And now back to our regularly scheduled blog. . .
To avoid confusion, I'll continue from where I left off, in chronological order starting with our trip to the North Shore on Thursday.
We live about 10 minutes away from Dole Pineapple Plantation in Wahiawa. The area used to be the center of Oahu's pineapple industry, but except for some pineapples grown for tourists and local consumption, over the past two decades, most of the pineapple production moved offshore to countries like the Philippines, Thailand, and Costa Rica, where labor is cheaper. Last month, Dole's chief competitor, Del Monte, abruptly shut down its century-old pineapple operations here, two years earlier than planned, throwing more than 550 employees out of work. Now Dole is Oahu's only pineapple grower.
When I first moved to Hawaii and we lived on the other side of the island in Waikiki, we'd make Dole Plantation a pit stop on our "circle island" expeditions because its small plantation house offered clean restrooms, DoleWhip sorbet cones, and free samples of pineapple juice (the latter, alas, no more). There was also an experimental pineapple garden in front, and a horseback trail through the pineapple fields in back.
Dole Plantation has since been expanded into a major tourist attraction with the World's Largest Maze
. The average length of time to navigate the maze is about 45 minutes, but several people have made it in just 6! Here's the maze entrance.
The plantation also has a botanical garden
that showcases the fruits and flowers grown commercially in Hawaii. I'd never been through this garden before, and thought it would be a good opportunity to take photos of Hawaii's famous agricultural products all in one place.
Banana plant (strictly speaking, it's not a tree because it does not have a woody trunk). The "hand" of bananas is growing facing up.
BTW, this is a size comparison between regular (Williams) bananas and the small "apple bananas" that also grow here. I like apple bananas. They are not quite as sweet as the regular kind, and the peeled bananas don't oxidize as quickly, making them ideal for fruit salads that can be prepared in advance.
A coffee tree. When I was growing up, my mother had a coffee tree as an indoor houseplant. It had pretty, shiny, pointed leaves. It never produced any beans, though.
Coffee beans. When they turn bright red, they're ready for picking. (I think I may have posted the photo sideways, but can't figure out which way is up!

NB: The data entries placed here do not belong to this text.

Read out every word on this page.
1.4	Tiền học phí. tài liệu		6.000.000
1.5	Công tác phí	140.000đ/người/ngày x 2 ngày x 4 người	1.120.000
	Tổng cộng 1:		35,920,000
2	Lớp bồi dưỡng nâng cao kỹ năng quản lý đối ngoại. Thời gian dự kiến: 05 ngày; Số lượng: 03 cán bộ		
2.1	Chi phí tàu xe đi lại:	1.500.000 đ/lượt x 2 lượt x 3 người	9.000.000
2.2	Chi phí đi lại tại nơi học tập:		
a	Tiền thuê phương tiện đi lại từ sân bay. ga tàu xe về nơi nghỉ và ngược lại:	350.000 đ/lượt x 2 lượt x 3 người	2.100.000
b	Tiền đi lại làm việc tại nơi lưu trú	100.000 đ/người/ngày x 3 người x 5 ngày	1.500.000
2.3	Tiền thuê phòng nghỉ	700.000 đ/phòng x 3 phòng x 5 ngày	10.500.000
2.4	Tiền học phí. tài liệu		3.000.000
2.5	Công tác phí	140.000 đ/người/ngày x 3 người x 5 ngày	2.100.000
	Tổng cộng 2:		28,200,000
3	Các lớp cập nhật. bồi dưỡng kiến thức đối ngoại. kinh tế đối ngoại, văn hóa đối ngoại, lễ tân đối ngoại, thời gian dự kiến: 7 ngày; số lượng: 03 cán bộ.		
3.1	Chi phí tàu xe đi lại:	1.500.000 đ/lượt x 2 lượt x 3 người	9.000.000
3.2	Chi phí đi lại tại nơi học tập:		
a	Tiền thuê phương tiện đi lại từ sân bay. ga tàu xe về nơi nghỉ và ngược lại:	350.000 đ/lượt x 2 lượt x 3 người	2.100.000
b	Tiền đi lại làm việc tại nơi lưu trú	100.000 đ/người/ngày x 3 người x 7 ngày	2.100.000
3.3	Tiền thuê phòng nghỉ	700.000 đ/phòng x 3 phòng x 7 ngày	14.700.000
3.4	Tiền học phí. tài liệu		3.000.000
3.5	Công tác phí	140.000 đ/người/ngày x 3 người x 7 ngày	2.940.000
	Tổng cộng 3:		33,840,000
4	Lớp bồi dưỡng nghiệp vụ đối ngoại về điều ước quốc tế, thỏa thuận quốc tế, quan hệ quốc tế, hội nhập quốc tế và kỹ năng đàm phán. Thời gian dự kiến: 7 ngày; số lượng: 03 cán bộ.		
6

Rows of coffee trees in the center of the photo
Starfruit. If you look closely toward the top of the photo, you can see the long pale green fruit hanging vertically from the branches. This was the first time I'd seen starfruit growing.
Breadfruit. Each is the size of a large grapefruit. We don't eat it much in Hawaii, but other South Pacific islanders do. When breadfruit is baked, the inside tastes like freshly baked bread.
Rambutan. Like hairy lychees. The skins turn red when they're ripe.
Red ginger. Hawaii produces most of the fresh ginger sold in the United States. This is not the edible kind -- it's grown for the showy flowers used in floral arrangements. We also grow white ginger, whose fragrant flowers are used in perfumes and leis.
Surprise! There's a beautiful landscaped fountain in the center of the botanical garden.Kalo
, the Hawaiian word for taro. There are several types of taro -- wetland taro, and the dryland taro seen here. Both the root/tuber and the leaves are used for food. The root is pounded to make poi, Hawaii's infamous starchy staple (more about this later in the blog), or it can be cooked like a potato or ground into flour. The leaves are cooked as a vegetable and taste like spinach. You can't eat them raw -- too much oxalic acid.
A gecko descending a bamboo tree. Bamboo grows prolifically in Hawaii, but as far as I know, the shoots are not harvested for food.
Pineapples don't grow on trees! They're bromeliads and each plant produces only one fruit at a time. Here are examples of some of the more unusual varieties grown around the world.
A red pineapple from Brazil.
A peculiar gourd-shaped pineapple.
Wanna grow your own pineapple? Check out the instructions
The gift shop was expanded tremendously in the past year -- it's now more than triple its former size.
Many of the souvenirs are made in the Philippines, but the gift shop also offers a coffee bar serving the Wailua coffee, and a cafeteria-style café with lanai seating.
We bought a tray of fresh-cut pineapple to take home.
And in the interest of eGullet research (what an excuse!
) I felt compelled to try this:
A Pineapple Cream Puff, which proved to be filled with a seductive pineapple custard and tidbits of pineapple.